Department of Ecology and Evolutionary Biology, University of Arizona, Tucson, AZ 85721, USA.
California Academy of Sciences, San Francisco, CA 94118, USA.
Syst Biol. 2021 Apr 15;70(3):440-462. doi: 10.1093/sysbio/syaa064.
Alignment is a crucial issue in molecular phylogenetics because different alignment methods can potentially yield very different topologies for individual genes. But it is unclear if the choice of alignment methods remains important in phylogenomic analyses, which incorporate data from hundreds or thousands of genes. For example, problematic biases in alignment might be multiplied across many loci, whereas alignment errors in individual genes might become irrelevant. The issue of alignment trimming (i.e., removing poorly aligned regions or missing data from individual genes) is also poorly explored. Here, we test the impact of 12 different combinations of alignment and trimming methods on phylogenomic analyses. We compare these methods using published phylogenomic data from ultraconserved elements (UCEs) from squamate reptiles (lizards and snakes), birds, and tetrapods. We compare the properties of alignments generated by different alignment and trimming methods (e.g., length, informative sites, missing data). We also test whether these data sets can recover well-established clades when analyzed with concatenated (RAxML) and species-tree methods (ASTRAL-III), using the full data ($\sim $5000 loci) and subsampled data sets (10% and 1% of loci). We show that different alignment and trimming methods can significantly impact various aspects of phylogenomic data sets (e.g., length, informative sites). However, these different methods generally had little impact on the recovery and support values for well-established clades, even across very different numbers of loci. Nevertheless, our results suggest several "best practices" for alignment and trimming. Intriguingly, the choice of phylogenetic methods impacted the phylogenetic results most strongly, with concatenated analyses recovering significantly more well-established clades (with stronger support) than the species-tree analyses. [Alignment; concatenated analysis; phylogenomics; sequence length heterogeneity; species-tree analysis; trimming].

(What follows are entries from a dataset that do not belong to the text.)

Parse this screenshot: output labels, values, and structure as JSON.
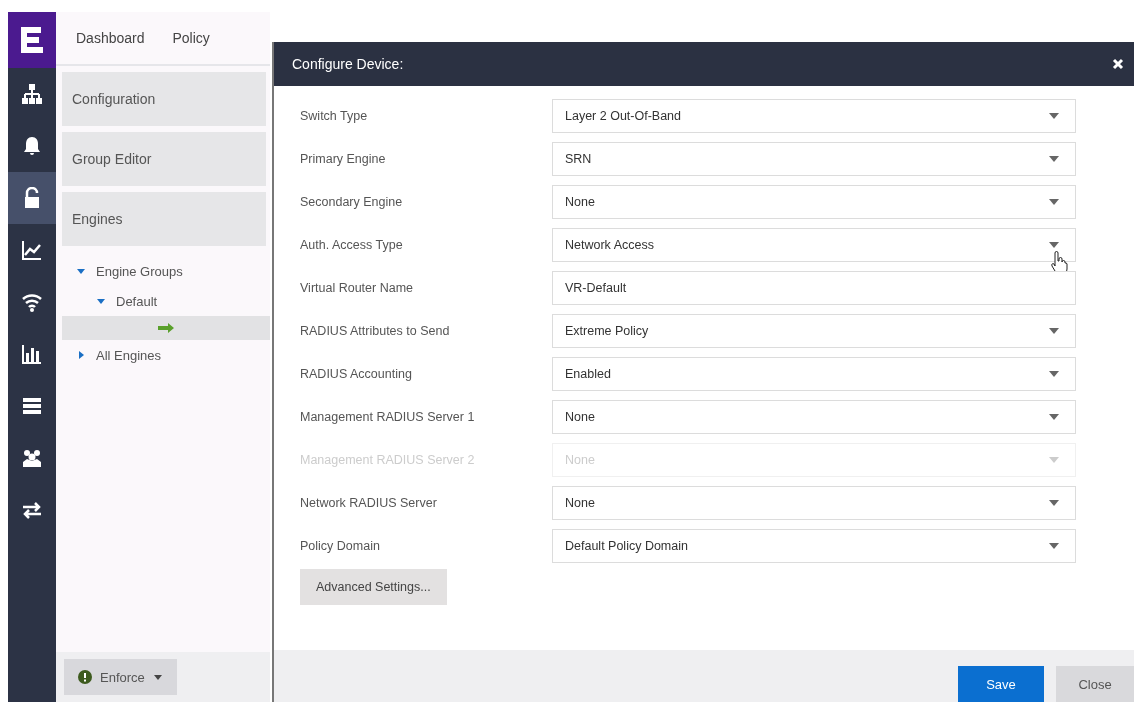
{
  "rail": [
    {
      "kind": "logo",
      "selected": false
    },
    {
      "kind": "network",
      "selected": false
    },
    {
      "kind": "alarms",
      "selected": false
    },
    {
      "kind": "control",
      "selected": true
    },
    {
      "kind": "analytics",
      "selected": false
    },
    {
      "kind": "wireless",
      "selected": false
    },
    {
      "kind": "reports",
      "selected": false
    },
    {
      "kind": "tasks",
      "selected": false
    },
    {
      "kind": "admin",
      "selected": false
    },
    {
      "kind": "connect",
      "selected": false
    }
  ],
  "top_nav": [
    "Dashboard",
    "Policy"
  ],
  "sidebar": {
    "sections": [
      "Configuration",
      "Group Editor",
      "Engines"
    ],
    "tree": [
      {
        "label": "Engine Groups",
        "expanded": true,
        "selected": false,
        "children": [
          {
            "label": "Default",
            "expanded": true,
            "selected": false,
            "children": [
              {
                "kind": "engine",
                "selected": true
              }
            ]
          }
        ]
      },
      {
        "label": "All Engines",
        "expanded": false,
        "selected": false
      }
    ],
    "enforce_button": "Enforce"
  },
  "dialog": {
    "title": "Configure Device:",
    "fields": [
      {
        "label": "Switch Type",
        "value": "Layer 2 Out-Of-Band",
        "kind": "select",
        "disabled": false
      },
      {
        "label": "Primary Engine",
        "value": "SRN",
        "kind": "select",
        "disabled": false
      },
      {
        "label": "Secondary Engine",
        "value": "None",
        "kind": "select",
        "disabled": false
      },
      {
        "label": "Auth. Access Type",
        "value": "Network Access",
        "kind": "select",
        "disabled": false
      },
      {
        "label": "Virtual Router Name",
        "value": "VR-Default",
        "kind": "text",
        "disabled": false
      },
      {
        "label": "RADIUS Attributes to Send",
        "value": "Extreme Policy",
        "kind": "select",
        "disabled": false
      },
      {
        "label": "RADIUS Accounting",
        "value": "Enabled",
        "kind": "select",
        "disabled": false
      },
      {
        "label": "Management RADIUS Server 1",
        "value": "None",
        "kind": "select",
        "disabled": false
      },
      {
        "label": "Management RADIUS Server 2",
        "value": "None",
        "kind": "select",
        "disabled": true
      },
      {
        "label": "Network RADIUS Server",
        "value": "None",
        "kind": "select",
        "disabled": false
      },
      {
        "label": "Policy Domain",
        "value": "Default Policy Domain",
        "kind": "select",
        "disabled": false
      }
    ],
    "advanced_button": "Advanced Settings...",
    "buttons": [
      {
        "label": "Save",
        "kind": "primary"
      },
      {
        "label": "Close",
        "kind": "secondary"
      }
    ]
  }
}
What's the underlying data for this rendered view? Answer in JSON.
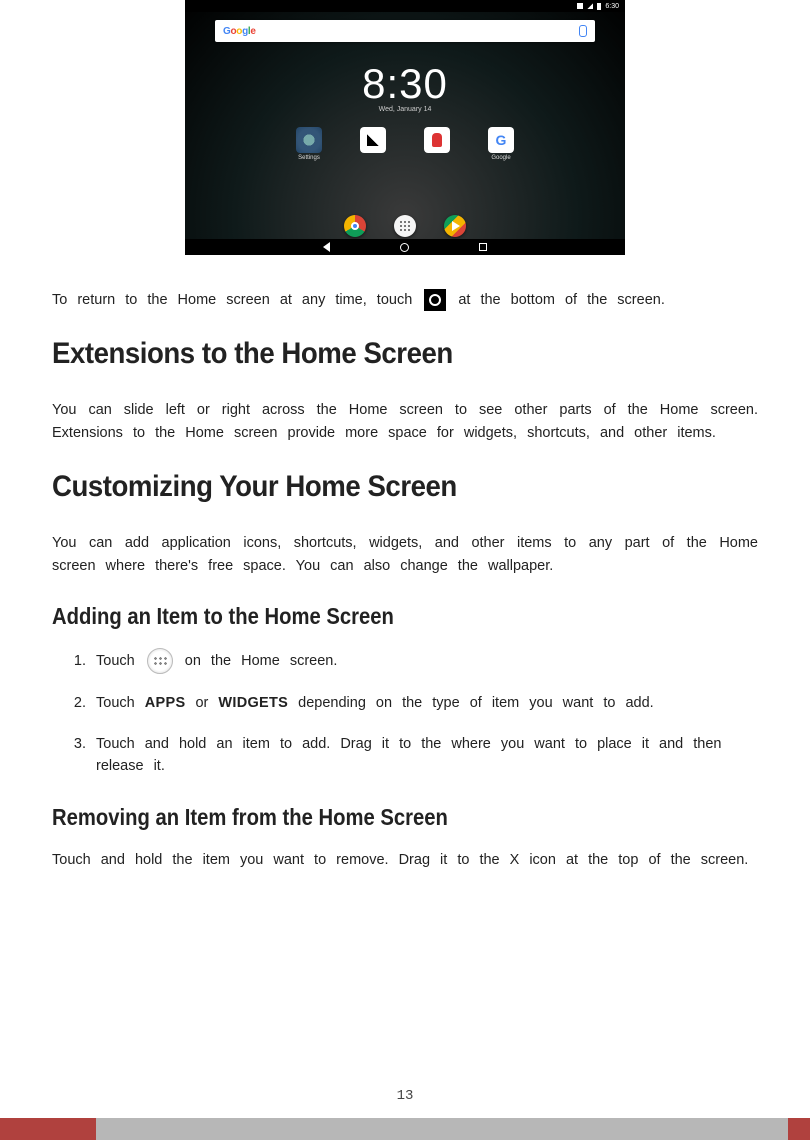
{
  "device": {
    "status_time": "6:30",
    "clock_time": "8:30",
    "clock_date": "Wed, January 14",
    "apps": [
      {
        "label": "Settings"
      },
      {
        "label": ""
      },
      {
        "label": ""
      },
      {
        "label": "Google"
      }
    ]
  },
  "p1_a": "To return to the Home screen at any time, touch",
  "p1_b": " at the bottom of the screen.",
  "h1": "Extensions to the Home Screen",
  "p2": "You can slide left or right across the Home screen to see other parts of the Home screen. Extensions to the Home screen provide more space for widgets, shortcuts, and other items.",
  "h2": "Customizing Your Home Screen",
  "p3": "You can add application icons, shortcuts, widgets, and other items to any part of the Home screen where there's free space. You can also change the wallpaper.",
  "h3": "Adding an Item to the Home Screen",
  "steps": {
    "s1a": "Touch ",
    "s1b": " on the Home screen.",
    "s2a": "Touch ",
    "s2b": " or ",
    "s2c": " depending on the type of item you want to add.",
    "s2_apps": "APPS",
    "s2_widgets": "WIDGETS",
    "s3": "Touch and hold an item to add. Drag it to the where you want to place it and then release it."
  },
  "h4": "Removing an Item from the Home Screen",
  "p4": "Touch and hold the item you want to remove. Drag it to the X icon at the top of the screen.",
  "page_number": "13"
}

比对是分子系统发育学中的一个关键问题,因为不同的比对方法可能会对单个基因产生非常不同的拓扑结构。但是,在包含数百或数千个基因数据的基因组分析中,选择比对方法是否仍然重要尚不清楚。例如,比对中的问题可能会在多个基因座中倍增,而单个基因中的比对错误可能变得无关紧要。比对修剪(即从单个基因中去除未对齐区域或缺失数据)的问题也未得到充分探讨。在这里,我们测试了 12 种不同的比对和修剪方法组合对基因组分析的影响。我们使用来自蜥蜴和蛇的超保守元件 (UCE)、鸟类和四足动物的已发表基因组数据来比较这些方法。我们比较了不同比对和修剪方法生成的比对的特性(例如,长度、信息位点、缺失数据)。我们还测试了当使用全数据集(~5000 个基因座)和亚数据集(10%和 1%的基因座)时,这些数据集是否可以通过串联(RAxML)和种系树方法(ASTRAL-III)很好地恢复已建立的进化枝。我们表明,不同的比对和修剪方法会显著影响基因组数据集的各个方面(例如,长度、信息位点)。然而,即使在非常不同的基因座数量下,这些不同的方法通常对已建立的进化枝的恢复和支持值影响很小。尽管如此,我们的结果提出了一些比对和修剪的“最佳实践”。有趣的是,系统发育方法的选择对系统发育结果的影响最大,串联分析比种系树分析恢复了更多的已建立的进化枝(具有更强的支持)。